Um giro em Portugal - Aveiro, a Veneza portuguesa

     Passamos a manhã passeando pelo centro histórico do Porto. Tentamos conhecer a famosa livraria Lello, eleita uma das mais bonitas do mundo, mas estava lotada e com fila para entrar, então deixamos a visita para uma próxima oportunidade. Dizem que J.K. Rowling frequentava essa livraria quando ela morou no Porto, e que se inspirou nela para a cena em que Harry Potter compra os livros para ir para Hogwarts. Legal né!

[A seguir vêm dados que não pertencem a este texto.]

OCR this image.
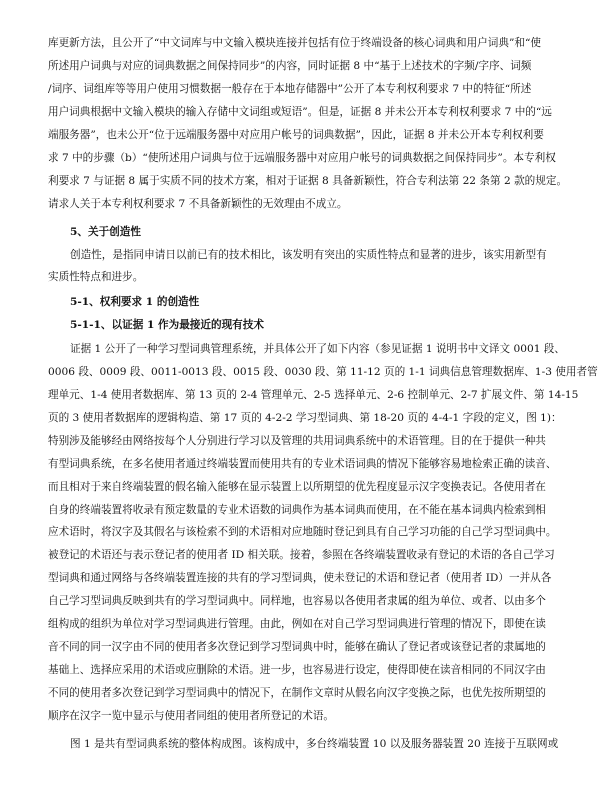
库更新方法，且公开了“中文词库与中文输入模块连接并包括有位于终端设备的核心词典和用户词典”和“使
所述用户词典与对应的词典数据之间保持同步”的内容，同时证据 8 中“基于上述技术的字频/字序、词频
/词序、词组库等等用户使用习惯数据一般存在于本地存储器中”公开了本专利权利要求 7 中的特征“所述
用户词典根据中文输入模块的输入存储中文词组或短语”。但是，证据 8 并未公开本专利权利要求 7 中的“远
端服务器”，也未公开“位于远端服务器中对应用户帐号的词典数据”，因此，证据 8 并未公开本专利权利要
求 7 中的步骤（b）“使所述用户词典与位于远端服务器中对应用户帐号的词典数据之间保持同步”。本专利权
利要求 7 与证据 8 属于实质不同的技术方案，相对于证据 8 具备新颖性，符合专利法第 22 条第 2 款的规定。
请求人关于本专利权利要求 7 不具备新颖性的无效理由不成立。
5、关于创造性
创造性，是指同申请日以前已有的技术相比，该发明有突出的实质性特点和显著的进步，该实用新型有
实质性特点和进步。
5-1、权利要求 1 的创造性
5-1-1、以证据 1 作为最接近的现有技术
证据 1 公开了一种学习型词典管理系统，并具体公开了如下内容（参见证据 1 说明书中文译文 0001 段、
0006 段、0009 段、0011-0013 段、0015 段、0030 段、第 11-12 页的 1-1 词典信息管理数据库、1-3 使用者管
理单元、1-4 使用者数据库、第 13 页的 2-4 管理单元、2-5 选择单元、2-6 控制单元、2-7 扩展文件、第 14-15
页的 3 使用者数据库的逻辑构造、第 17 页的 4-2-2 学习型词典、第 18-20 页的 4-4-1 字段的定义，图 1)：
特别涉及能够经由网络按每个人分别进行学习以及管理的共用词典系统中的术语管理。目的在于提供一种共
有型词典系统，在多名使用者通过终端装置而使用共有的专业术语词典的情况下能够容易地检索正确的读音、
而且相对于来自终端装置的假名输入能够在显示装置上以所期望的优先程度显示汉字变换表记。各使用者在
自身的终端装置将收录有预定数量的专业术语数的词典作为基本词典而使用，在不能在基本词典内检索到相
应术语时，将汉字及其假名与该检索不到的术语相对应地随时登记到具有自己学习功能的自己学习型词典中。
被登记的术语还与表示登记者的使用者 ID 相关联。接着，参照在各终端装置收录有登记的术语的各自己学习
型词典和通过网络与各终端装置连接的共有的学习型词典，使未登记的术语和登记者（使用者 ID）一并从各
自己学习型词典反映到共有的学习型词典中。同样地，也容易以各使用者隶属的组为单位、或者、以由多个
组构成的组织为单位对学习型词典进行管理。由此，例如在对自己学习型词典进行管理的情况下，即使在读
音不同的同一汉字由不同的使用者多次登记到学习型词典中时，能够在确认了登记者或该登记者的隶属地的
基础上、选择应采用的术语或应删除的术语。进一步，也容易进行设定，使得即使在读音相同的不同汉字由
不同的使用者多次登记到学习型词典中的情况下，在制作文章时从假名向汉字变换之际，也优先按所期望的
顺序在汉字一览中显示与使用者同组的使用者所登记的术语。
图 1 是共有型词典系统的整体构成图。该构成中，多台终端装置 10 以及服务器装置 20 连接于互联网或
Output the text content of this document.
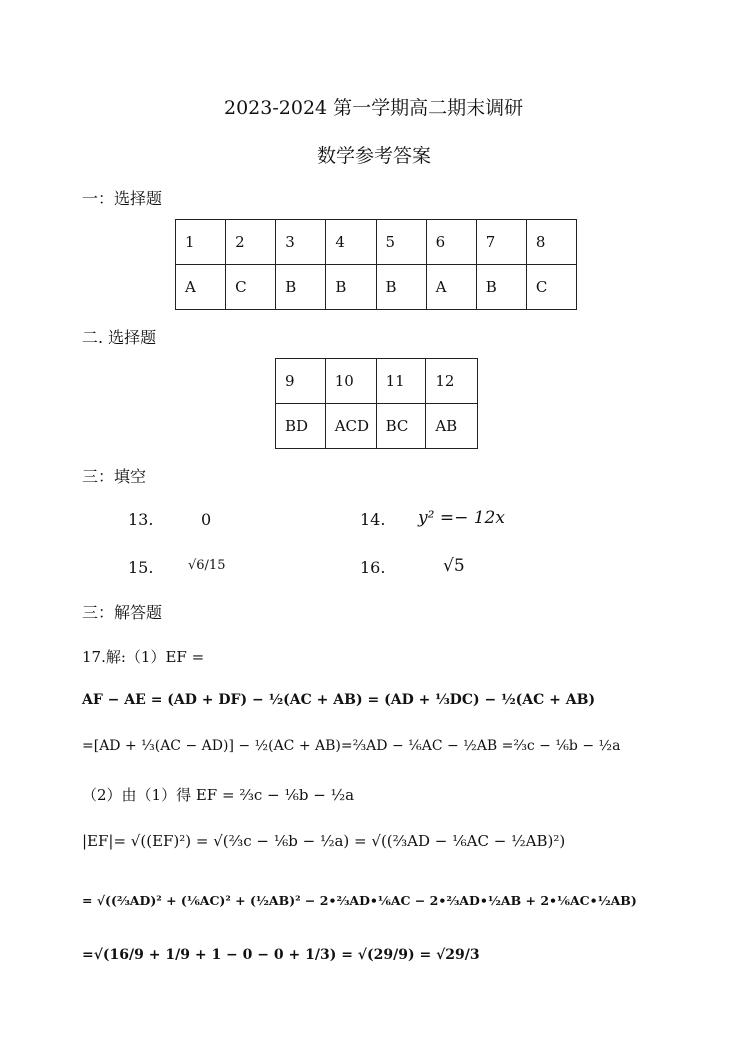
2023-2024 第一学期高二期末调研
数学参考答案
一：选择题
1	2	3	4	5	6	7	8
A	C	B	B	B	A	B	C
二. 选择题
9	10	11	12
BD	ACD	BC	AB
三：填空
13.	0	14. y² =− 12x
15.	√6/15	16.	√5
三：解答题
17.解:（1）EF =
AF − AE = (AD + DF) − ½(AC + AB) = (AD + ⅓DC) − ½(AC + AB)
=[AD + ⅓(AC − AD)] − ½(AC + AB)=⅔AD − ⅙AC − ½AB =⅔c − ⅙b − ½a
（2）由（1）得 EF = ⅔c − ⅙b − ½a
|EF|= √((EF)²) = √(⅔c − ⅙b − ½a) = √((⅔AD − ⅙AC − ½AB)²)
= √((⅔AD)² + (⅙AC)² + (½AB)² − 2•⅔AD•⅙AC − 2•⅔AD•½AB + 2•⅙AC•½AB)
=√(16/9 + 1/9 + 1 − 0 − 0 + 1/3) = √(29/9) = √29/3
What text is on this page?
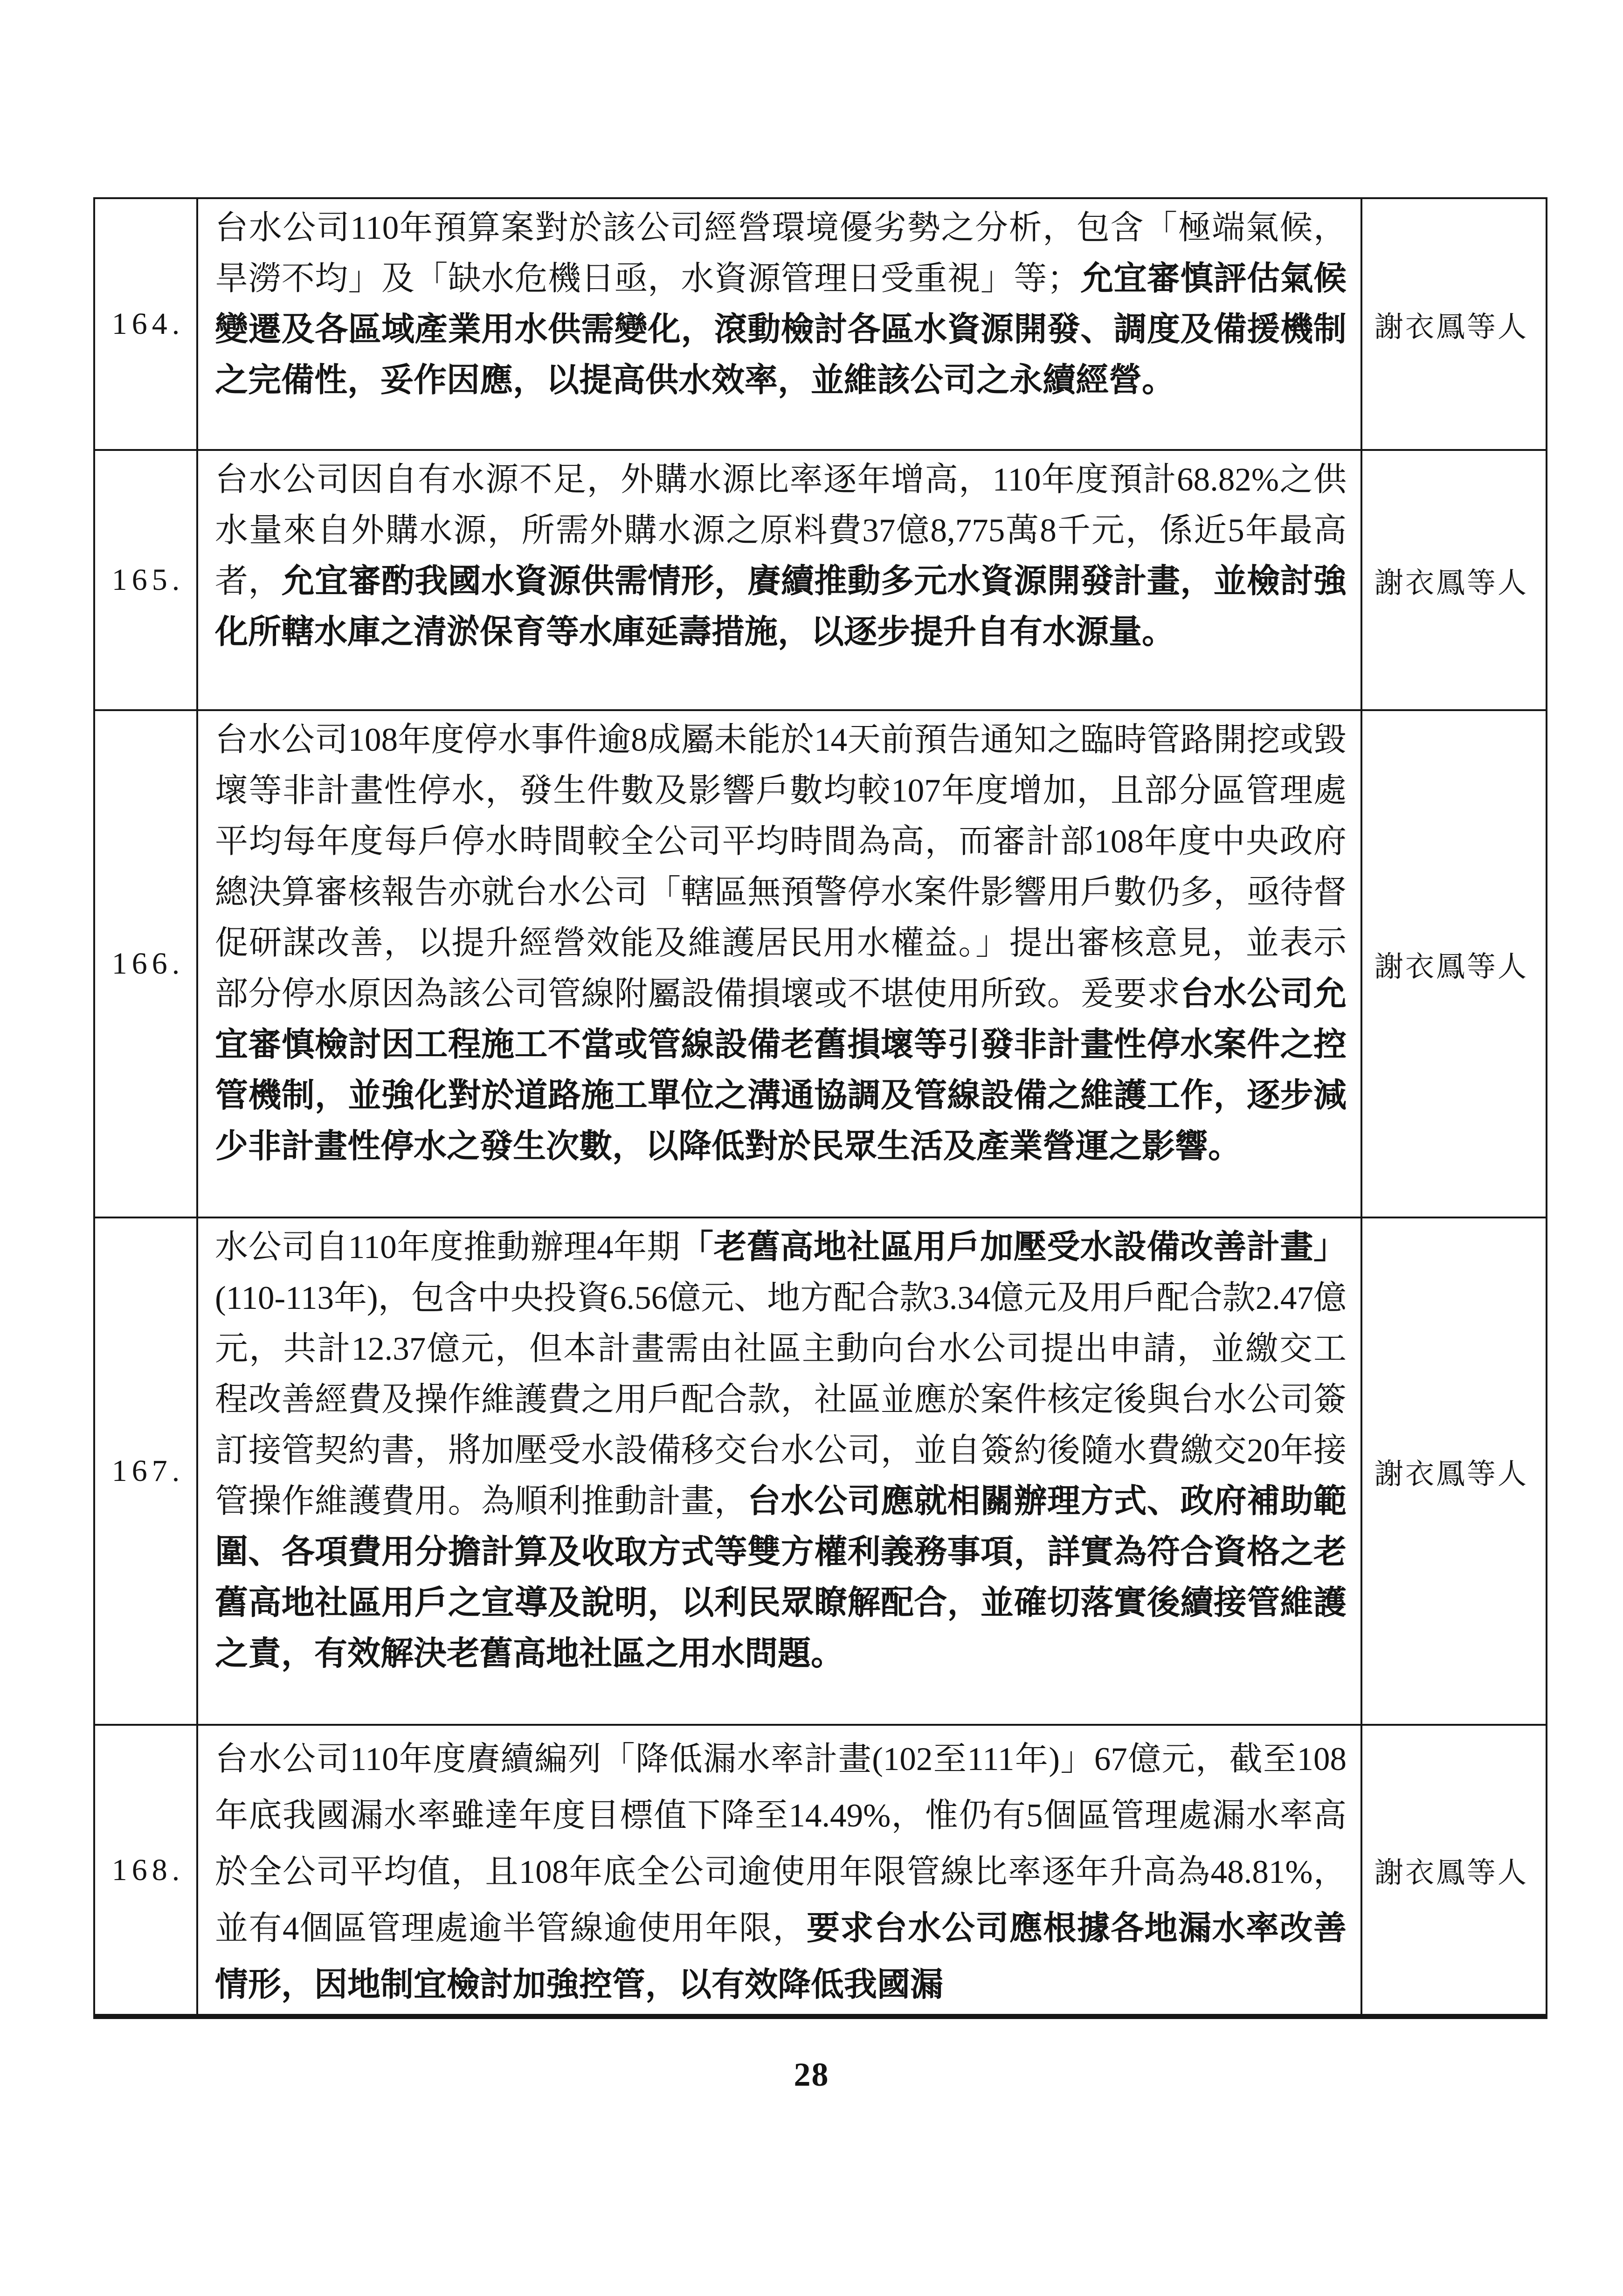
164.
台水公司110年預算案對於該公司經營環境優劣勢之分析，包含「極端氣候，旱澇不均」及「缺水危機日亟，水資源管理日受重視」等；允宜審慎評估氣候變遷及各區域產業用水供需變化，滾動檢討各區水資源開發、調度及備援機制之完備性，妥作因應，以提高供水效率，並維該公司之永續經營。
謝衣鳳等人
165.
台水公司因自有水源不足，外購水源比率逐年增高，110年度預計68.82%之供水量來自外購水源，所需外購水源之原料費37億8,775萬8千元，係近5年最高者，允宜審酌我國水資源供需情形，賡續推動多元水資源開發計畫，並檢討強化所轄水庫之清淤保育等水庫延壽措施，以逐步提升自有水源量。
謝衣鳳等人
166.
台水公司108年度停水事件逾8成屬未能於14天前預告通知之臨時管路開挖或毀壞等非計畫性停水，發生件數及影響戶數均較107年度增加，且部分區管理處平均每年度每戶停水時間較全公司平均時間為高，而審計部108年度中央政府總決算審核報告亦就台水公司「轄區無預警停水案件影響用戶數仍多，亟待督促研謀改善，以提升經營效能及維護居民用水權益。」提出審核意見，並表示部分停水原因為該公司管線附屬設備損壞或不堪使用所致。爰要求台水公司允宜審慎檢討因工程施工不當或管線設備老舊損壞等引發非計畫性停水案件之控管機制，並強化對於道路施工單位之溝通協調及管線設備之維護工作，逐步減少非計畫性停水之發生次數，以降低對於民眾生活及產業營運之影響。
謝衣鳳等人
167.
水公司自110年度推動辦理4年期「老舊高地社區用戶加壓受水設備改善計畫」(110-113年)，包含中央投資6.56億元、地方配合款3.34億元及用戶配合款2.47億元，共計12.37億元，但本計畫需由社區主動向台水公司提出申請，並繳交工程改善經費及操作維護費之用戶配合款，社區並應於案件核定後與台水公司簽訂接管契約書，將加壓受水設備移交台水公司，並自簽約後隨水費繳交20年接管操作維護費用。為順利推動計畫，台水公司應就相關辦理方式、政府補助範圍、各項費用分擔計算及收取方式等雙方權利義務事項，詳實為符合資格之老舊高地社區用戶之宣導及說明，以利民眾瞭解配合，並確切落實後續接管維護之責，有效解決老舊高地社區之用水問題。
謝衣鳳等人
168.
台水公司110年度賡續編列「降低漏水率計畫(102至111年)」67億元，截至108年底我國漏水率雖達年度目標值下降至14.49%，惟仍有5個區管理處漏水率高於全公司平均值，且108年底全公司逾使用年限管線比率逐年升高為48.81%，並有4個區管理處逾半管線逾使用年限，要求台水公司應根據各地漏水率改善情形，因地制宜檢討加強控管，以有效降低我國漏
謝衣鳳等人
28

     Como tínhamos que fazer nosso check out às 11h voltamos para o hotel. Na saída para Aveiro, quando o Henrique foi procurar sua carteira de motorista, que estava junto com o cartão de débito do banco, um susto: ela havia sumido e provavelmente tinha caído do bolso de sua calça em algum momento em que ele pegou o celular. Foi um stress danado. Ele ficou apavorado mas, por sorte, a Cristina, mãe dele, disse ter encontrado uma carteira caída na calçada enquanto caminhávamos pelo centro e que ela havia entregue em uma livraria para o caso do dono procurar. Ela também disse que não teve a curiosidade de abrir a carteira e que não tinha certeza se era ou não a carteira do Henrique. O coitado saiu correndo feito um corisco de volta até a livraria enquanto ficamos ali torcendo para que tudo desse certo e que fosse mesmo a carteira dele. Foram momentos de muita angústia. Até o funcionário do hotel em que estávamos hospedados se prontificou a ajudar indo até a livraria.
     O tempo parecia se arrastar e nada do Henrique retornar. Todos estavam tensos e preocupados com a situação e quando o Henrique entrou pela porta sorrindo respiramos aliviados com a certeza de que tudo tinha sido resolvido.
     Foi uma lição dura, bem no começo da viagem, para deixá-los mais atentos quanto aos cuidados em guardar bem guardado o cartão do banco e outros documentos importantes. Não dá para colocar documentos no bolso. É necessário guardá-los em lugar seguro, fechado. Uma distração como esta pode estragar a viagem. Já pensou? Ainda bem que tudo não passou de um grande susto.
     Antes de pegarmos a estrada em direção a Aveiro, conhecida como a Veneza portuguesa, por causa dos seus canais e seus moliceiros coloridos, semelhantes as gôndolas, paramos em Matosinho para almoçar. Uma orgia de comidas com diferentes tipos de peixes e iguarias. Tudo uma delícia.
     A viagem foi tranquila, mas a chegada no hotel não foi uma tarefa muito fácil. É que o hotel ficava no alto de uma colina e o acesso, além de uma curva muito fechada logo na saída da estrada, era estreito e íngreme. Uma dificuldade para uma van enorme que mais parecia um ônibus. O gerente desceu para segurar o trânsito enquanto o Henrique manobrava o carro para fazer a curva fechada. O estacionamento, que não era muito grande, já estava lotado e foi uma dificuldade encontrar um espaço para estacionar, mas deu tudo certo no final.
     Saímos para explorar Aveiro. Conhecemos o famoso mercado de peixes e andamos pelo centro conhecendo as principais atrações. Como já estava quase anoitecendo fomos pegar o último moliceiro que saía naquele dia para percorrer os canais da ria e percorrer a cidade no entardecer. Estávamos tão encantados com a beleza do espetáculo do por do sol que nem o vento gelado chegou a atrapalhar o passeio. O cachorro de um dos passageiros, um belo animal muito manso e bem educado, foi uma atração a parte.
     Terminado o passeio de barco voltamos para o hotel e depois de um banho reparador saímos para jantar. Como se come bem em qualquer lugar em Portugal. As refeições, acompanhadas sempre de um bom vinho, foram realmente o ponto alto de toda a viagem.